時期を過ぎてしまっても問題ないとのことだが、相手が喪中だった場合、贈っても失礼にあたらないのだろうか?

「相手の方が喪中でも、お歳暮を贈答して問題はありません。ただ、心情的に心に引っかかる場合には、先様に相手を気遣う言葉を添えて、『寒中お見舞』として時期をずらし、忌明け後に贈ってもよいでしょう」(五十嵐さん)

これは覚えておきたい!

■お歳暮の予算やおすすめ商品についても聞いてみた!

また、贈るときに最も迷ってしまうのが値段。五十嵐さんによると、予算は、3000円から5000円ほどが目安なのだそうだ。ただし、

「時代とともにお歳暮の考え方も変わっています。現代は、贈る方の年齢や立場によっても捉え方が様々になり、親しい間柄で気軽に感謝の気持ちを込めて贈られる方も増えているようです。儀礼的な物ではなく、相手の方に喜ばれるものを贈りたいですね」(五十嵐さん)
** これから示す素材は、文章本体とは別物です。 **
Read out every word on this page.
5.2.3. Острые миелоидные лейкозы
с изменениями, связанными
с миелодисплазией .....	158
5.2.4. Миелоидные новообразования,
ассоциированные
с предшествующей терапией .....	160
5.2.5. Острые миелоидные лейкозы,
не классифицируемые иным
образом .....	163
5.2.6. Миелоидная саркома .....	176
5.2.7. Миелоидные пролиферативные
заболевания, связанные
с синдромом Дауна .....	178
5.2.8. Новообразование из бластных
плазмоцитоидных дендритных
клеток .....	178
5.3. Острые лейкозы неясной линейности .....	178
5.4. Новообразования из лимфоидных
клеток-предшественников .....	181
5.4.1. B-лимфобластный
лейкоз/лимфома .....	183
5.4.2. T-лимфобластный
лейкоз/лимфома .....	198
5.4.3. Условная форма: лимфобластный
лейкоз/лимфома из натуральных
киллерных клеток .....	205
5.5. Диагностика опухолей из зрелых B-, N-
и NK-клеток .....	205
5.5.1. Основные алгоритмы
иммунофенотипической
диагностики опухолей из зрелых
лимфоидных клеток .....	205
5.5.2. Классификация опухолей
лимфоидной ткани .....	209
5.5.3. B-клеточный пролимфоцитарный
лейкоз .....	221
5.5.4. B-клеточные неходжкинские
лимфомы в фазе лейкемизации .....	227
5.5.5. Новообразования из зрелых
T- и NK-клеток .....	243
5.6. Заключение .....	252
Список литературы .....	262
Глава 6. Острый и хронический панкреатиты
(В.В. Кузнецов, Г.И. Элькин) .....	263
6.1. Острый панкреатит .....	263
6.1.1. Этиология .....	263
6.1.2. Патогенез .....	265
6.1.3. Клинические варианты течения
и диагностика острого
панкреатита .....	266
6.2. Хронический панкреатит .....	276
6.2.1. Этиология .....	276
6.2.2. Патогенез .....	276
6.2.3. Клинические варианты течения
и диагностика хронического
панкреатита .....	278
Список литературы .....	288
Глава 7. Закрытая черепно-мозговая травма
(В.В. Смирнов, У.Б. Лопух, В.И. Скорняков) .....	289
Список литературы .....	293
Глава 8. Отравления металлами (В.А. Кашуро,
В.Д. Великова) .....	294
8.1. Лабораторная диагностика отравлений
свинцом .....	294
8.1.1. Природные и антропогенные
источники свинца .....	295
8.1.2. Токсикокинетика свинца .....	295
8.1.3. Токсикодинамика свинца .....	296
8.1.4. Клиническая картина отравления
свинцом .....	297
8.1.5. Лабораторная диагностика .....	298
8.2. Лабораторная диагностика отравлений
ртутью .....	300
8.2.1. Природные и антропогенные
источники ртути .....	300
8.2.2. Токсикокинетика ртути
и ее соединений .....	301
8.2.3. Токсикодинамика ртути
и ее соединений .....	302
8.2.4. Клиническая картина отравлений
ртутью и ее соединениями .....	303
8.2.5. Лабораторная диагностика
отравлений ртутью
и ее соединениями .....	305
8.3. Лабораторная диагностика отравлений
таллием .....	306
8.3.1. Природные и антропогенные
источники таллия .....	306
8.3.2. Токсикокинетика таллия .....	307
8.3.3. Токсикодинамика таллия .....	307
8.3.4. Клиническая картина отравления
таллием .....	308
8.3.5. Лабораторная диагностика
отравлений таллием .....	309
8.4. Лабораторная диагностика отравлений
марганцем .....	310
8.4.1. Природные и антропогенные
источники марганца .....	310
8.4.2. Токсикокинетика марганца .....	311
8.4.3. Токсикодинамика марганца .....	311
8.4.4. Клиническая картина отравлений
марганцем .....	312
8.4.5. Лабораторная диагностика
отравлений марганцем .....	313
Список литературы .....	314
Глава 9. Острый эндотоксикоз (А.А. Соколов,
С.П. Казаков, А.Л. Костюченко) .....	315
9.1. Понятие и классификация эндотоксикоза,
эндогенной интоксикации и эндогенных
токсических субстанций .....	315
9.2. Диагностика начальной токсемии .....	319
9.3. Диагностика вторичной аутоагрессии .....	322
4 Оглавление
とのこと。親しい間柄なら、予算に捉われすぎずに、相手の喜ぶものを考えて贈ってあげよう。

「例えば、相手の家族構成や季節感を考えた家族で楽しめるようなお菓子やお酒などといった食料品、ご多忙な方には保存の利く調味料や浴用剤、また贈る方の土地の特産物や話題になっているものなどを考慮して選ぶのもよいでしょう。相手の好みや家族構成などがわからない場合には、お茶や海苔、洗剤石鹸などといった消耗品や保存の利くものを、その他、先方が自由に選べる商品券やカタログギフトなどは、根強い人気があります」(五十嵐さん)

これからお歳暮を選ぶ予定のある人は、ぜひ参考にしてほしい。